3. MHPs can help the parties learn to communicate better. Word choice is an under-appreciated element of effective communication. With some guidance from a neutral MHP, a party can become a more effective negotiator by avoiding saying some things that will usually trigger an angry response from their spouse. Therapists can often help the parties recognize and avoid emotionally-laden words and phrases. Just avoiding using the word "you" and replacing it with an "I" statement (for example: saying "I feel insecure when I don't get to see the financial records...." instead of "You never let me see the bank statements" ) effectively conveys the message without attacking the spouse.

4. MHPs help the parties manage their emotions. With skills that attorneys don't ordinarily possess, therapists can often recognize anger, fear and other emotions in time to deal with them before they derail the process. As effective as Collaborative Law is, the process is still often very emotional and difficult. MHPs often meet or talk with the parties between joint meetings and can help defuse small problems before they become big issues.

5. MHPs observe and are alert to developing problems at joint meetings. They keep the peace and keep the parties from becoming upset at meetings. With a counselor watching and listening to the parties, we can quickly intervene and stop escalating bad behaviors, such as anger, offensive body language or controlling actions or statements.
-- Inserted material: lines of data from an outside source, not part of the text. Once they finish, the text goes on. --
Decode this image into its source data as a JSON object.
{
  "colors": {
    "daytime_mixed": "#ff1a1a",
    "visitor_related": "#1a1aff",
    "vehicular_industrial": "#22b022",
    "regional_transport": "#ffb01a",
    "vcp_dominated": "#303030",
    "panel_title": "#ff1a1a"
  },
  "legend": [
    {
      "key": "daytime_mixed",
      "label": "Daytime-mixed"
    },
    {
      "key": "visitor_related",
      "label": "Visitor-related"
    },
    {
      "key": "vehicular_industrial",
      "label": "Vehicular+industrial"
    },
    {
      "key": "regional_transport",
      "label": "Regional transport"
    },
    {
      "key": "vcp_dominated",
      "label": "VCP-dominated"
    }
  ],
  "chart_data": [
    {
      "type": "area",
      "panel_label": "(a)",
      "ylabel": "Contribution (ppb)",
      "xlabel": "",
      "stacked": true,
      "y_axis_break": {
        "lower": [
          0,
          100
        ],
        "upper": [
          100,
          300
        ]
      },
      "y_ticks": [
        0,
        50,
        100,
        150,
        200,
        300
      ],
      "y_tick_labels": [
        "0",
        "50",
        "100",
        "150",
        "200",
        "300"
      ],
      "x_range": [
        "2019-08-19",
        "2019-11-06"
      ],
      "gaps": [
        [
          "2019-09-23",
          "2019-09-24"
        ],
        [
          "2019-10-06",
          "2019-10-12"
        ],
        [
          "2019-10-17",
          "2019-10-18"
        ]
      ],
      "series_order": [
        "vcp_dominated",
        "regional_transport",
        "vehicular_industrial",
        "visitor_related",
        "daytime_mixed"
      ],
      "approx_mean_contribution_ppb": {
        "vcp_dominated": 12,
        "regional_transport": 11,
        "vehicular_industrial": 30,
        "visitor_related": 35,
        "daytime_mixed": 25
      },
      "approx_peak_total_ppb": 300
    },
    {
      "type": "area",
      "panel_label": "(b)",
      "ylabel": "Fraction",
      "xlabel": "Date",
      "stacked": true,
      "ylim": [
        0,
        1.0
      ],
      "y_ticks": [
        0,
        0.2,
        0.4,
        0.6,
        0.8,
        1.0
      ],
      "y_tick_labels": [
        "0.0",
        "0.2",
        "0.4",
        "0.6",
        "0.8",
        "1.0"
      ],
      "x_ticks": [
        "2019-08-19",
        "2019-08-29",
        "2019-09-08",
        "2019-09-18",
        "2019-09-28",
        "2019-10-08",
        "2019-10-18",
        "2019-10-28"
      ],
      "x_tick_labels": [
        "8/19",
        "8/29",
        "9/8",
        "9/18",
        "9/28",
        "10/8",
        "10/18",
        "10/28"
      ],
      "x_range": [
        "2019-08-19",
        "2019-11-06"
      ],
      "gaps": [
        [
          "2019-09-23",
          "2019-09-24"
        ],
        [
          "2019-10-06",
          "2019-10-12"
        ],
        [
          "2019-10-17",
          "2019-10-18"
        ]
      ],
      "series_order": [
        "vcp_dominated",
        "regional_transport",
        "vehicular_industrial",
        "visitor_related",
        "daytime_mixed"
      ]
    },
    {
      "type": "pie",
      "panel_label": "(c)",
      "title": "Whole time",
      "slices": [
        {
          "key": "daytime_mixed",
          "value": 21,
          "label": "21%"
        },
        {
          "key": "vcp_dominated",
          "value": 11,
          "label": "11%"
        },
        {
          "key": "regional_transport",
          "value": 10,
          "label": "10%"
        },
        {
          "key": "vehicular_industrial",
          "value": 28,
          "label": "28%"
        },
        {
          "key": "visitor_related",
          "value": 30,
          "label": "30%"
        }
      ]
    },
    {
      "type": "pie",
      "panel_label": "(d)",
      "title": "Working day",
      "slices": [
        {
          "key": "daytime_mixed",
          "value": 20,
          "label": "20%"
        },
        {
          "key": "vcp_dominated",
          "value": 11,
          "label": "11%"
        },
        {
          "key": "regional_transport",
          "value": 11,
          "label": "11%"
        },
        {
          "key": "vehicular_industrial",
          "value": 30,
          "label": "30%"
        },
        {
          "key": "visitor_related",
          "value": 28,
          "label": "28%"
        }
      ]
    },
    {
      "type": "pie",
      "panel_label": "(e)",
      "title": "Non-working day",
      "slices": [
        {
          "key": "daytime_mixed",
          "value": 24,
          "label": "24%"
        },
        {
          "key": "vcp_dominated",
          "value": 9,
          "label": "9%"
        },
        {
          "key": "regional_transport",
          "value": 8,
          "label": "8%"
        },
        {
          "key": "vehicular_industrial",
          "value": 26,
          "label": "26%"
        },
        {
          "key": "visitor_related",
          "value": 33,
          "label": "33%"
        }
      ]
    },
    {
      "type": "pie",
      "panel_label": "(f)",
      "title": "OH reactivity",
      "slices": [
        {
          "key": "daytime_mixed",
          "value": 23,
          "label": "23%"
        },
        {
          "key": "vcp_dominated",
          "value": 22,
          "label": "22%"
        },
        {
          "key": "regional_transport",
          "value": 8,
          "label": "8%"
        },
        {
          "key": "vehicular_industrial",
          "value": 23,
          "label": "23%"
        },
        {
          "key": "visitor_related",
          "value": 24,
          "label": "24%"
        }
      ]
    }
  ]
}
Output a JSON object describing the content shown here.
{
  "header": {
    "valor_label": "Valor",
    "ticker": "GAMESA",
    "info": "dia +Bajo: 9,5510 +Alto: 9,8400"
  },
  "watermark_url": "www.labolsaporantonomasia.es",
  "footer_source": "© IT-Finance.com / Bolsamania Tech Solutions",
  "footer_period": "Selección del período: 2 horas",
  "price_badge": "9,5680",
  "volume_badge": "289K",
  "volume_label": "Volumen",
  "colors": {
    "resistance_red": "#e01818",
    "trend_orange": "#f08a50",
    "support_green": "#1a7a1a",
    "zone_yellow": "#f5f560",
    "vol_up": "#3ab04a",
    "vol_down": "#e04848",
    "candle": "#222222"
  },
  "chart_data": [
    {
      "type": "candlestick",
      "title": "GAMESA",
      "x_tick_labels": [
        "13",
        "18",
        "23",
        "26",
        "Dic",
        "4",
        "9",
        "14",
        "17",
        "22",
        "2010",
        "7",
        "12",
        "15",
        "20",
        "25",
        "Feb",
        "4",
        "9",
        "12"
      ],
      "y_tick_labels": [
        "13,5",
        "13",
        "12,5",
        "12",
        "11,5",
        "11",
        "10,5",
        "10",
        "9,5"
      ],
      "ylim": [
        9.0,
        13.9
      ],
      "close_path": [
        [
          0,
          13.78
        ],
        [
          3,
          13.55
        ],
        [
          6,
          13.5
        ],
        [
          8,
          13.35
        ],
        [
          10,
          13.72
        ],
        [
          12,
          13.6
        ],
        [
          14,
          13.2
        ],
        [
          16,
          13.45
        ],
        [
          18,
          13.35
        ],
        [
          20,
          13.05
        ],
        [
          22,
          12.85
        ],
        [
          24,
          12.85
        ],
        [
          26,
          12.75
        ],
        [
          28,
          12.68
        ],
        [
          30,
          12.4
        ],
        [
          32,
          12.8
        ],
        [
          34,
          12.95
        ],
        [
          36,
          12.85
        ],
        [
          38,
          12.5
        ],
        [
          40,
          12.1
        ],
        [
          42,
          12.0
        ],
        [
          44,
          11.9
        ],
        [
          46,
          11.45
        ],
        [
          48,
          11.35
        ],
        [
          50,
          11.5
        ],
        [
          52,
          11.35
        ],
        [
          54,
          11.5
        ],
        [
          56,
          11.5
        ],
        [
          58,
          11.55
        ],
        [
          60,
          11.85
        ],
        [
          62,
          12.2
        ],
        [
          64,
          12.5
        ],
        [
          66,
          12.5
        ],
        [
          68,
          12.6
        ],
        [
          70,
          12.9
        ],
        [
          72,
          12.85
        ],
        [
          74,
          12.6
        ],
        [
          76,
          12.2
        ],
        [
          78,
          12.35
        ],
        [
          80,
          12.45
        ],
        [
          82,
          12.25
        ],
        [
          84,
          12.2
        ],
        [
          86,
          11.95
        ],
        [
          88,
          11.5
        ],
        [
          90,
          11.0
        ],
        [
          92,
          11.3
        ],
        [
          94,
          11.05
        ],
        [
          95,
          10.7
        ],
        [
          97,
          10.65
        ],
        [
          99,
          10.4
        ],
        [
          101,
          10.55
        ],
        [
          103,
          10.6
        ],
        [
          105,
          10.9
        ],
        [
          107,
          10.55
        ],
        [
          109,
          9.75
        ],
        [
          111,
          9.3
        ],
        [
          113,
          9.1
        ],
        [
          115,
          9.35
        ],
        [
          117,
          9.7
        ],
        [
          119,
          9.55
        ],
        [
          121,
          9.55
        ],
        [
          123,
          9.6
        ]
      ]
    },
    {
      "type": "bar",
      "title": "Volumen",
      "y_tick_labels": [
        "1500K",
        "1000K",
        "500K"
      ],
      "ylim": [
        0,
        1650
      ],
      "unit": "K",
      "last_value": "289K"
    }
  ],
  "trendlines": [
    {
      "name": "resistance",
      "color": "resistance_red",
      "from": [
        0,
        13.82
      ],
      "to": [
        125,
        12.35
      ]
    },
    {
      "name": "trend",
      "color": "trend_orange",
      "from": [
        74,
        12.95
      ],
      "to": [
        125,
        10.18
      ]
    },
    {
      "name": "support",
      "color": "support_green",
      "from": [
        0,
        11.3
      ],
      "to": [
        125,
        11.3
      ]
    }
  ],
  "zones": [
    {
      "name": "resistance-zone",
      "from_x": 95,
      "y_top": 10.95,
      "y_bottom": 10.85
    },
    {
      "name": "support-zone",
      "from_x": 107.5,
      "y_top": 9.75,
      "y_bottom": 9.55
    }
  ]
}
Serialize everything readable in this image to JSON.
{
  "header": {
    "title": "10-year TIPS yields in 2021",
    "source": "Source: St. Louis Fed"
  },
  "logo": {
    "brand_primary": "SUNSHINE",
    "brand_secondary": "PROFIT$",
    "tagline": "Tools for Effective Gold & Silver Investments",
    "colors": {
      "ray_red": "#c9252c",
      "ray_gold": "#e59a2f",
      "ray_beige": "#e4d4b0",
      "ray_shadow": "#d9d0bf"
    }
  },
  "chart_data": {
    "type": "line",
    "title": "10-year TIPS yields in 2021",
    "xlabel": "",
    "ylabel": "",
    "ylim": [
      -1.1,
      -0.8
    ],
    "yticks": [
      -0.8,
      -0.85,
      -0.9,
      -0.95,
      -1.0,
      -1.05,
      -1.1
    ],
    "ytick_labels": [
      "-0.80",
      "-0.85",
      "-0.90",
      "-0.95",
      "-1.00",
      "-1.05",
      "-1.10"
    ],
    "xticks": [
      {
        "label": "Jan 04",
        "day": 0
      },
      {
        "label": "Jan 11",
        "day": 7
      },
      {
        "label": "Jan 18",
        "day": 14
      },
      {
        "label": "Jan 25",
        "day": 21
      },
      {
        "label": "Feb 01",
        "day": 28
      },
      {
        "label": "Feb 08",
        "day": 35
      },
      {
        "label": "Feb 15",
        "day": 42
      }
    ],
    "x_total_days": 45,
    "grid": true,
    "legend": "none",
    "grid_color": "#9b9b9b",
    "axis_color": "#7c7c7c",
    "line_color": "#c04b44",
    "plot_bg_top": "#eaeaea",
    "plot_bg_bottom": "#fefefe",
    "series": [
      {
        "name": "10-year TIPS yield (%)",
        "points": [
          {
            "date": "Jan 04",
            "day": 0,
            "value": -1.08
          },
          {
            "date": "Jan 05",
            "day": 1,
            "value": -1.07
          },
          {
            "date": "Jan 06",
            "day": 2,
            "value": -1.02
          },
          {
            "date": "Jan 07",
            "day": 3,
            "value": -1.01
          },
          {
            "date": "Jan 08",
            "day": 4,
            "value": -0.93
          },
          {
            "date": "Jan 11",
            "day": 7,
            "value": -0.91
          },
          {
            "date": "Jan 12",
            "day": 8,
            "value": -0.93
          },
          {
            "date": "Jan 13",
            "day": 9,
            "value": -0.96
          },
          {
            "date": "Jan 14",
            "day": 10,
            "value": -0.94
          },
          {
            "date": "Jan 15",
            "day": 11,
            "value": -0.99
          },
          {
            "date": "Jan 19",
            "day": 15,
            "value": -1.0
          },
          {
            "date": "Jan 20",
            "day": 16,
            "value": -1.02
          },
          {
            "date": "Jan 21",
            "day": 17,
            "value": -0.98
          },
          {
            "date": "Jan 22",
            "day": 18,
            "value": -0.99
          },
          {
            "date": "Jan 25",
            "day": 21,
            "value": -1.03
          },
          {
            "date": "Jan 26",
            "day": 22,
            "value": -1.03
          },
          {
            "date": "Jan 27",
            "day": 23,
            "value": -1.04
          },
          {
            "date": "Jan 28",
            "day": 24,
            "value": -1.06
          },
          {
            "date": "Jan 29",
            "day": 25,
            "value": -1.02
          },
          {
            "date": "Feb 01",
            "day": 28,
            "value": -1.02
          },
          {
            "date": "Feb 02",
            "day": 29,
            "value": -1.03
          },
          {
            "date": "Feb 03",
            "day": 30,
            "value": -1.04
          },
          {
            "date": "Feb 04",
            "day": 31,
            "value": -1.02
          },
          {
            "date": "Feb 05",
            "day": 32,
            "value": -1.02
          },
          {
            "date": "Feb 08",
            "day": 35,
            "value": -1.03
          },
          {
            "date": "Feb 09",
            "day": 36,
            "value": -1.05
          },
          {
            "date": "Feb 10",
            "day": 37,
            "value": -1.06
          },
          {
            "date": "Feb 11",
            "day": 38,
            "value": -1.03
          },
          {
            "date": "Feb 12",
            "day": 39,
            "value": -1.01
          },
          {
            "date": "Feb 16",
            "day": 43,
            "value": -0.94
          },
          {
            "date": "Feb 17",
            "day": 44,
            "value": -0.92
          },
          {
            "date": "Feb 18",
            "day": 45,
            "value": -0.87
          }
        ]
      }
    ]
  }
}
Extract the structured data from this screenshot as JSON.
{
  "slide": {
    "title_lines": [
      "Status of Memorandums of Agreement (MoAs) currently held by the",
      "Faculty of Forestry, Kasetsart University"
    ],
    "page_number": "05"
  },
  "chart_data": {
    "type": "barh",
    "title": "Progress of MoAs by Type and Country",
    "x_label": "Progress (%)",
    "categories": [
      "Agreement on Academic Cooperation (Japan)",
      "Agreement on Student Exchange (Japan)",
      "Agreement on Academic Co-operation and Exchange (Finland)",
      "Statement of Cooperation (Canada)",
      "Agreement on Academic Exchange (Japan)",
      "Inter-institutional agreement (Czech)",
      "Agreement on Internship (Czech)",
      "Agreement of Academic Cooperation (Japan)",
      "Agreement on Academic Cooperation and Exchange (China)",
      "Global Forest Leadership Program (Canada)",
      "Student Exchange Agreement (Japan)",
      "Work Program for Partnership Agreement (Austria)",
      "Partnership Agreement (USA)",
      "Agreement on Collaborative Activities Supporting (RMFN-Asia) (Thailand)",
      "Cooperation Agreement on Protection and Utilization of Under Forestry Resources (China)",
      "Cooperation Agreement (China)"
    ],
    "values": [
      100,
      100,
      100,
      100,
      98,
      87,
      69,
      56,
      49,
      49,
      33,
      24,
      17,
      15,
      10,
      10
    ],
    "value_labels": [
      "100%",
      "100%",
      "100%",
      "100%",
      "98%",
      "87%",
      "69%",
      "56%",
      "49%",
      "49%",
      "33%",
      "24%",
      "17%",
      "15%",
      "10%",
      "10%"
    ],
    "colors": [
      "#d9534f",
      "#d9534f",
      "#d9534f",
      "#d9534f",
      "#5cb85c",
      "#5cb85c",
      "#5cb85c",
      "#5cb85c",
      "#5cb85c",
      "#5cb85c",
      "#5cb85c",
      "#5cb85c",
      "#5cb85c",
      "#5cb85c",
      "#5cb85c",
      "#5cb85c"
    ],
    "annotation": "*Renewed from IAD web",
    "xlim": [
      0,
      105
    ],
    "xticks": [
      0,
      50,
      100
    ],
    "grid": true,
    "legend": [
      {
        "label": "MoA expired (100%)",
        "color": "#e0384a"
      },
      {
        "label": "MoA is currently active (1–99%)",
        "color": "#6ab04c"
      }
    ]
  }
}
The MHPs help the parties keep the high ground and not fall into old patterns of arguments that can be very destructive.


Having a neutral mental health professional active from the beginning of the case helps the parties be prepared for problems, avoid problems and react appropriately to difficult and stressful situations. Rather than being considered just an additional expense, MHPs are usually a lifesaver for the process, an excellent investment in reaching an agreement and a better post-divorce relationship.

Don't be surprised if your Collaborative divorce lawyer in Fort Worth or Tarrant County insists on working with a therapist. You would be crazy to disregard that advice.